Kristoffer Björklund

Personal information
- Date of birth: 19 April 1978 (age 47)
- Place of birth: Stockholm, Sweden
- Height: 1.90 m (6 ft 3 in)
- Position: Goalkeeper

Senior career*
- Years: Team / Apps / (Gls)
- 1997–1999: Brommapojkarna / ? / (?)
- 2000–2002: Café Opera Djursholm / 47 / (0)
- 2003–2007: Brommapojkarna / 137 / (0)
- 2008–2009: Hammarby IF / 40 / (0)
- 2010: Assyriska Föreningen / 0 / (0)
- 2010: Väsby United / 10 / (0)

= Kristoffer Björklund =

Swedish footballer (born 1978)

Kristoffer Björklund (born 19 April 1978) is a Swedish former football player.

==Career==
After a weak start by Hammarbys first choice Rami Shaaban, Björklund jumped in and played surprisingly well.
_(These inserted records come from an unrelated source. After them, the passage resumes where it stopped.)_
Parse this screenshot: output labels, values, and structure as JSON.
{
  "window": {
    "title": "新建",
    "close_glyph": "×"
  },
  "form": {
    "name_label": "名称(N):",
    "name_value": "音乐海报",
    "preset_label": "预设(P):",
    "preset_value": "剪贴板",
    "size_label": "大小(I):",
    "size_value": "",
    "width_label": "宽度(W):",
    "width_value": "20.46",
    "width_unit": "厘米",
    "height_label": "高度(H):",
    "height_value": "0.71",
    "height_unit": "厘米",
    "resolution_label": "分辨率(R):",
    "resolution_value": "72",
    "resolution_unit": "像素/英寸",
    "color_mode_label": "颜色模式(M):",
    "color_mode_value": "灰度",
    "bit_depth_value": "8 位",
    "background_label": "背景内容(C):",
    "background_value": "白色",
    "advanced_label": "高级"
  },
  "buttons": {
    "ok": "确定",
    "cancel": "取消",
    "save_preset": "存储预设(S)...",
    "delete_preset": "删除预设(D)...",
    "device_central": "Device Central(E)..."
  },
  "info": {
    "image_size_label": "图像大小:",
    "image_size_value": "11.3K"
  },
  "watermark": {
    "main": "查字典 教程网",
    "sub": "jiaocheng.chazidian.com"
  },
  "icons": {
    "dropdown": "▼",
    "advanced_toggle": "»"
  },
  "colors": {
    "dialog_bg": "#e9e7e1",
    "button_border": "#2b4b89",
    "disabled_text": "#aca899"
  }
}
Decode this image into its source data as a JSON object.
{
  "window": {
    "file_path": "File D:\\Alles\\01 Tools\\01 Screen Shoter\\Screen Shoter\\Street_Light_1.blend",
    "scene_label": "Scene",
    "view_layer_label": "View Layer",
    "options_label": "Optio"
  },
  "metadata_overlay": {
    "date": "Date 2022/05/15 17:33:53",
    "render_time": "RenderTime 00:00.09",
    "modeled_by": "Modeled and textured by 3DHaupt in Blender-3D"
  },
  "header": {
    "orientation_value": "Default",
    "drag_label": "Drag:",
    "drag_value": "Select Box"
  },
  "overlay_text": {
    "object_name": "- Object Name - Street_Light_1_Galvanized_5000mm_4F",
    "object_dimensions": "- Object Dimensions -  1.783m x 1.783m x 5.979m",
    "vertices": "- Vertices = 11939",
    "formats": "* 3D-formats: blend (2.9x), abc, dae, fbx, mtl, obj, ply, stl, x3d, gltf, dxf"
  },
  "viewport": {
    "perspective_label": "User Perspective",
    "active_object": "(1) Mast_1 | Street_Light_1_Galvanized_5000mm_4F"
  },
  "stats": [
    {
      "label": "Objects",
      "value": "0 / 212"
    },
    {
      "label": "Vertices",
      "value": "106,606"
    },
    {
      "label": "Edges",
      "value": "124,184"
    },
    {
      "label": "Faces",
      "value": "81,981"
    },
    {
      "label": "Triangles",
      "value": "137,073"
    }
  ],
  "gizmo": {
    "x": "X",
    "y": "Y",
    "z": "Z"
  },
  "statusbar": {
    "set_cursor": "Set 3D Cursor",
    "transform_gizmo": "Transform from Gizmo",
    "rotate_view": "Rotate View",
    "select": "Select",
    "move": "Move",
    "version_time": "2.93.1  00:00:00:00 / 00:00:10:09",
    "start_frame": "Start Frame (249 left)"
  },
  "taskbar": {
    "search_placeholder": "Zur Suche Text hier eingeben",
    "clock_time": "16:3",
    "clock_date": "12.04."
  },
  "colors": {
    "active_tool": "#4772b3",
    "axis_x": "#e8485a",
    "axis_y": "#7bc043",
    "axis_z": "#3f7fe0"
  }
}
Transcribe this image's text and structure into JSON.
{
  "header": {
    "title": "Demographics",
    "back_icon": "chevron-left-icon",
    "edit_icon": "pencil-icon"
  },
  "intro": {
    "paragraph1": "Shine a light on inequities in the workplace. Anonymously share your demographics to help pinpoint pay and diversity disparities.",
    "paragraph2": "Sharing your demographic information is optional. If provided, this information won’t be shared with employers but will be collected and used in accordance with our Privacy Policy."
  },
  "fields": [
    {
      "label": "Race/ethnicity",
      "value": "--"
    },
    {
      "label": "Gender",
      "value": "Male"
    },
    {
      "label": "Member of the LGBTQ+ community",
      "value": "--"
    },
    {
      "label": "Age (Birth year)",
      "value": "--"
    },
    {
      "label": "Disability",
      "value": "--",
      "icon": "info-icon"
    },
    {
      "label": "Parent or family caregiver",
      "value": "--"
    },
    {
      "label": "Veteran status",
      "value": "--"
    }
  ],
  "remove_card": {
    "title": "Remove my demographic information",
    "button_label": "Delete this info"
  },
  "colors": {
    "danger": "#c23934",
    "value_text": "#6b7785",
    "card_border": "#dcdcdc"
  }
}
Later, when Rami Shaaban injured his knee, Björklund became the first choice for the rest of the 2008 season. After Shaaban's continued injurie problems, he rotated with Shaaban as first choice for Hammarby in 2009 season. Later on, Hammarby got relegated and "Poppen" left the club due to their economical problems.